Heavy rainfall across south eastern parts of the United States over the first half of this week resulted in several fatalities and extensive damage to property and infrastructure. Georgia has been the worst affected state. According to the State Insurance Commissioner, the flooding in Georgia has claimed nine lives and caused around USD250 million in damage to property and tens of millions of dollars in further damage to infrastructure.
It was reported that the governor of Georgia had declared a state of emergency in 17 of the worst-affected counties and had requested President Barack Obama to declare a state of emergency for Georgia as a whole.
Flooding struck Georgia on Monday September 21, 2009 after nearly two feet (17 centimeters) of rain fell in the Atlanta area. According to a state climatologist at the University of Georgia, some parts of Atlanta received the heaviest rain seen in the city for more than 100 years. Reports said that several of the smaller tributaries that flow through the city became torrents, with water levels rising up to 20 feet (7 meters). Six of Georgia’s nine deaths occurred to the west of Atlanta, in Douglas County.
As of September 23, the Georgia Emergency Management Agency said that about 320 displaced residents were still living in the seven shelters located around Georgia. The State Insurance Commissioner said that only 20 percent of the private buildings damaged in the state would be covered by flood insurance, adding in a statement that many homeowners affected by the event were not insured for flood.

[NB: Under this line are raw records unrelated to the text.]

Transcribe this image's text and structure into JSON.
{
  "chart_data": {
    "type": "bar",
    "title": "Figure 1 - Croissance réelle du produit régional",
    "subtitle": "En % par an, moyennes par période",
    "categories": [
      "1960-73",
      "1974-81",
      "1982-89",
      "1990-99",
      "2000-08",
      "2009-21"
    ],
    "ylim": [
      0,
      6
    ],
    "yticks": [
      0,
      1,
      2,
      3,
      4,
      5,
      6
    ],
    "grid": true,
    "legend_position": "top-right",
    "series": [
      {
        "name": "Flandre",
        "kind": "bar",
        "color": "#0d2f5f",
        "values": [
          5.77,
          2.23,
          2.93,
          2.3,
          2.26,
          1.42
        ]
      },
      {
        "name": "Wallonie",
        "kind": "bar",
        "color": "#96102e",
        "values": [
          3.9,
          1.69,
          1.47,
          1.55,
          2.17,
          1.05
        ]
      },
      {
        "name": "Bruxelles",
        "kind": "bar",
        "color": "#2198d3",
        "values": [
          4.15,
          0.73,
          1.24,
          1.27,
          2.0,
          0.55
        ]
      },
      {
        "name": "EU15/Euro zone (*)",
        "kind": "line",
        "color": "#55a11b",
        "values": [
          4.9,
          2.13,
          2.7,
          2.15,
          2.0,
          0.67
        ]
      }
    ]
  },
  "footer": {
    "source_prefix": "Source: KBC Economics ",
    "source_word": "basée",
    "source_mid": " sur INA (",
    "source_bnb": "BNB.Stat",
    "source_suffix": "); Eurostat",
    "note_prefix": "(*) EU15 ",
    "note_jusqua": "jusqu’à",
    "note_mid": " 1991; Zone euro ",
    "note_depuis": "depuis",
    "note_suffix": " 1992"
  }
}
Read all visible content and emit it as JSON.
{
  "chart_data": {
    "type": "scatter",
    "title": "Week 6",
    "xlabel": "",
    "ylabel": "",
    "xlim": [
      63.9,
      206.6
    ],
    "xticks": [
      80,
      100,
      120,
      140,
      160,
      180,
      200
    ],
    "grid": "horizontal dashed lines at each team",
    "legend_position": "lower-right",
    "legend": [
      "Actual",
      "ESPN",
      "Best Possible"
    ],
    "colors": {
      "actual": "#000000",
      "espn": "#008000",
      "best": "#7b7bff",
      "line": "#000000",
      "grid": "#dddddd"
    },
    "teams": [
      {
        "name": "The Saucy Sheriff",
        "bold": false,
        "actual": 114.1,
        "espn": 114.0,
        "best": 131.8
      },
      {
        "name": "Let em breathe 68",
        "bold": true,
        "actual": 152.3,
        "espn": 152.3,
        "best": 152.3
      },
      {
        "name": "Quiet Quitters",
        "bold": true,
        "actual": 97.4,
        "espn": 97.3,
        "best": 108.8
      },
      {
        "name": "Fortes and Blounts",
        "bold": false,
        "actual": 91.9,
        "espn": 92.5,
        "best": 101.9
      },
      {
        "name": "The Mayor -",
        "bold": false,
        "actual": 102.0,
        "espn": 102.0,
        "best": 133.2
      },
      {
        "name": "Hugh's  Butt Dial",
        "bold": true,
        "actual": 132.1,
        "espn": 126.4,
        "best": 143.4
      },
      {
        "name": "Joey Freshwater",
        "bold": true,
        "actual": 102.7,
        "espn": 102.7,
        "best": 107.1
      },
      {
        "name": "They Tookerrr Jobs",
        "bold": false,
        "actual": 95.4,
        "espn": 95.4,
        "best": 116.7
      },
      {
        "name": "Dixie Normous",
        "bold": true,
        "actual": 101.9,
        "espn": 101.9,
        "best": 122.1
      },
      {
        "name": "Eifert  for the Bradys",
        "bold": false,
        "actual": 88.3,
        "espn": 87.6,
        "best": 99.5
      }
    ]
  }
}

Hazard data illustrated in the CAT-i map was taken from i-aXs®, Guy Carpenter’s web-based risk management platform. i-aXs users can view impacted areas on any map as well as see how their portfolios were affected. Please contact your broker or Instrat® representative for assistance or go to www.i-axs.info for further information.
The flooding was also reported to have affected Tennessee and Alabama states. In Tennessee, one person was presumed drowned by officials, after being pulled under rushing water in Chattanooga, around 115 miles (185 kilometers) north of Atlanta. In Alabama, flash flood alerts were given in central parts of the state, where intense flooding has made numerous roads impassable.
The storms were reported to be relenting as of September 23, although many of the affected areas have been left standing in stagnant water, bringing with it the threat of bacterial contamination.